As I grew older I gradually realized why my mother said and did the things which hurt me. She had things happen to her which affected her deeply. She did not understand herself and could not even admit she acted the way she did to me and my brother.

Thankfully my understanding gave way to forgiveness. My heart went out to her when she was diagnosed with Alzheimer’s, even though we had never grown close. My brother and I eventually had to put her in an Alzheimer’s assisted living home. That was so sad. She really did deserve a better life than she had, and a happier last few years. She passed into Heavenly peace in April this year.

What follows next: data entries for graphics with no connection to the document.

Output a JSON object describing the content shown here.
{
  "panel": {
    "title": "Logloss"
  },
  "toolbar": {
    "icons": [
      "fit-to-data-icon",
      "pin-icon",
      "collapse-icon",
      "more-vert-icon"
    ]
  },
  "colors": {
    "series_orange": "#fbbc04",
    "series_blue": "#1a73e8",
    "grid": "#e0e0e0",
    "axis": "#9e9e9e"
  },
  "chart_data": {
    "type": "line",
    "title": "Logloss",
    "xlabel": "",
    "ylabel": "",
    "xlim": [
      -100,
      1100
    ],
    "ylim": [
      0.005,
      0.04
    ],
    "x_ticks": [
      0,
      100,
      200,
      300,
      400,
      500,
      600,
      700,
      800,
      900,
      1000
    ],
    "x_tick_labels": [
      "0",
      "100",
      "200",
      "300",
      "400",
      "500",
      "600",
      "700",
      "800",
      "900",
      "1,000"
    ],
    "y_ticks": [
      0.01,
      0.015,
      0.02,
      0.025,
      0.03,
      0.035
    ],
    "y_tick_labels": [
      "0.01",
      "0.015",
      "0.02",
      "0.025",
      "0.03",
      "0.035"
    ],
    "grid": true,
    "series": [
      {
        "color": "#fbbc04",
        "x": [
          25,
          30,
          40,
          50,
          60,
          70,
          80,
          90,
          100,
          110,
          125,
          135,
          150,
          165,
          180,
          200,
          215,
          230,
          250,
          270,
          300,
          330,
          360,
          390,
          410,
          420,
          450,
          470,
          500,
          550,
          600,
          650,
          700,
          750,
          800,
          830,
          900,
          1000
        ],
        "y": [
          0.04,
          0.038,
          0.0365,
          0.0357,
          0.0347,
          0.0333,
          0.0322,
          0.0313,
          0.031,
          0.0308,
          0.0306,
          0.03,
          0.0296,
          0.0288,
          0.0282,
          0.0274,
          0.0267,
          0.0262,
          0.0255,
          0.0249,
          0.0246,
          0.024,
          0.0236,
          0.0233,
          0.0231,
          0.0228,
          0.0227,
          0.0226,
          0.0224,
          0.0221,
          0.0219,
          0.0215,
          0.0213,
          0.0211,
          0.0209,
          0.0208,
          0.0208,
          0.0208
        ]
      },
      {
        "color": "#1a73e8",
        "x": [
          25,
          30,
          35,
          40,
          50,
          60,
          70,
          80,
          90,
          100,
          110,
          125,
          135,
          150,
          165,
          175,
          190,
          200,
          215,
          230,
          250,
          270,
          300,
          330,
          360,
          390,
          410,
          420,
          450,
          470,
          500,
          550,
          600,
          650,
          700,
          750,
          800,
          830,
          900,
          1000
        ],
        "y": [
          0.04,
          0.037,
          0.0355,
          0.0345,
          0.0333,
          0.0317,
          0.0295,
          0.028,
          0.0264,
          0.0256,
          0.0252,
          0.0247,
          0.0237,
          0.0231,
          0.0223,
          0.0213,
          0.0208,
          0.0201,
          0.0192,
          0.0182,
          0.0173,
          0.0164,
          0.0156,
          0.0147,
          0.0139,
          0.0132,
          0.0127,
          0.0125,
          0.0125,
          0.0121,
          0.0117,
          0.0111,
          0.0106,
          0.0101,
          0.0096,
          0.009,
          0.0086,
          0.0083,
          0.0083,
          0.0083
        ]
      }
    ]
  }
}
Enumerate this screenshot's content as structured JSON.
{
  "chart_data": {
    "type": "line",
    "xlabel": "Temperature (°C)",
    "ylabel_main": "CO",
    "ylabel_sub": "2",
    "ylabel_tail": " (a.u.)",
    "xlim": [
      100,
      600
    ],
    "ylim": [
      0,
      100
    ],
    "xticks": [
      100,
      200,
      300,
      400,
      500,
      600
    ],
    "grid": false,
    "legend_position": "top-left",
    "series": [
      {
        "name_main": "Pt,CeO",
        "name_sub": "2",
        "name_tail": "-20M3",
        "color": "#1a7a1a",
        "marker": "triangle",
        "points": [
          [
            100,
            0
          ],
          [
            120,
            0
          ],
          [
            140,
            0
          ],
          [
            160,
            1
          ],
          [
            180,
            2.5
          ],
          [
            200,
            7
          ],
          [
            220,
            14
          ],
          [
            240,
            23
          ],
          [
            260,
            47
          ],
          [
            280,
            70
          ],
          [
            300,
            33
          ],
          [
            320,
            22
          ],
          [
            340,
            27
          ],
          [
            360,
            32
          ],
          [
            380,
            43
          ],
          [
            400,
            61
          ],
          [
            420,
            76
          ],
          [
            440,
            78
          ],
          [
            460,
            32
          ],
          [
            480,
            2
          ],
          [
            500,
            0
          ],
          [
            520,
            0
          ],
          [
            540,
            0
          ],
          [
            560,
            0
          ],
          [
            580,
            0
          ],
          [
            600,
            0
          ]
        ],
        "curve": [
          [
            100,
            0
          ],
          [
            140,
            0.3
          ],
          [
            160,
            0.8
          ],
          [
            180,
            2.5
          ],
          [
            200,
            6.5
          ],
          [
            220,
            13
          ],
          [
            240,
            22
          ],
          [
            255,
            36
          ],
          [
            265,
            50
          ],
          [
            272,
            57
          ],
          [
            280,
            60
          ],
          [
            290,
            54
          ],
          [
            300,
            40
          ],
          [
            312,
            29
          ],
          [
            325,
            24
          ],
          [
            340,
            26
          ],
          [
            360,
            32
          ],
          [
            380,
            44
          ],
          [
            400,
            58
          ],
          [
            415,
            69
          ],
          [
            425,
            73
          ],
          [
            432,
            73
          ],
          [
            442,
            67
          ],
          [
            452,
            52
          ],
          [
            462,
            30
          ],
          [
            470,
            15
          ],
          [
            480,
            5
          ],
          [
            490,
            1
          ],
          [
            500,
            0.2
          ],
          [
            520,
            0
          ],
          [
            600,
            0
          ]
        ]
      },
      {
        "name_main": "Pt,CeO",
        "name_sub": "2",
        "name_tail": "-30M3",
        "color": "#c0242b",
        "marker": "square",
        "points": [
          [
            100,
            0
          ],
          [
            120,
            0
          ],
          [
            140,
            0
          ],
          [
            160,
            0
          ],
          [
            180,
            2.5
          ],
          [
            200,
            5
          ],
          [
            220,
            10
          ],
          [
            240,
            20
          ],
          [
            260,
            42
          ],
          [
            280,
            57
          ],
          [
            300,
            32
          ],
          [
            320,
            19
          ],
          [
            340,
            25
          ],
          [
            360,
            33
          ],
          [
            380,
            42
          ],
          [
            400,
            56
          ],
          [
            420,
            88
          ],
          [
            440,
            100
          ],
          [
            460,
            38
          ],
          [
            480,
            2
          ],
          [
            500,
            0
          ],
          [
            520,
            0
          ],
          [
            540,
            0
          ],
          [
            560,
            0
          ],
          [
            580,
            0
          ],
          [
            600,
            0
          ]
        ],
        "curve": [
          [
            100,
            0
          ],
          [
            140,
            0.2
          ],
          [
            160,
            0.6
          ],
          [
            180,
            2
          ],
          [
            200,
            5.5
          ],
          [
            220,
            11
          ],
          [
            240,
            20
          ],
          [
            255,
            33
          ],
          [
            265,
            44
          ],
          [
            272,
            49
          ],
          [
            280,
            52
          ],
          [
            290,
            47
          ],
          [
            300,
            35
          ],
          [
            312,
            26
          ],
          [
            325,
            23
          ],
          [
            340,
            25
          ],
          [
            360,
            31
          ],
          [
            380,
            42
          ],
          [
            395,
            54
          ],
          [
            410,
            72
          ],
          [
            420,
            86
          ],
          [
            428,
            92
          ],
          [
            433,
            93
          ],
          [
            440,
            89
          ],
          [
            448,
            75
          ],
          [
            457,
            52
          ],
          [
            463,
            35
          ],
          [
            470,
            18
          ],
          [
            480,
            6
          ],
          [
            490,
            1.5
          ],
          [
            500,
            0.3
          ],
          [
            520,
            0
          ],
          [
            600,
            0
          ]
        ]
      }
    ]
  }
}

On January 1st this year I made the decision to spend this year working on my own transformation. I want to be the kind of person God wants me to be. I knew I wanted to develop better habits, improve myself physically, mentally, and spiritually. It won’t happen over night, but with daily working on the various changes even at least one of them each day I will get there.

Yesterday (November 15, 2010) I heard Joyce Meyer ask the question “Are you happy with yourself, or trying to be someone else?” It was an AH HA moment for me as I thought about my own personal answer.

There have been many things I’ve not liked about myself. Yet today, as I think of the progress I’ve made over the years and I realize, I do like myself. I’m proud of how far I’ve come over the many years to become a better person, gaining wisdom, and I hope a more loving heart.

I don’t want to be someone else. I just want to be me, who I am meant to be. I am happy with myself ~ and even happier with each accomplishments along the way to a better me.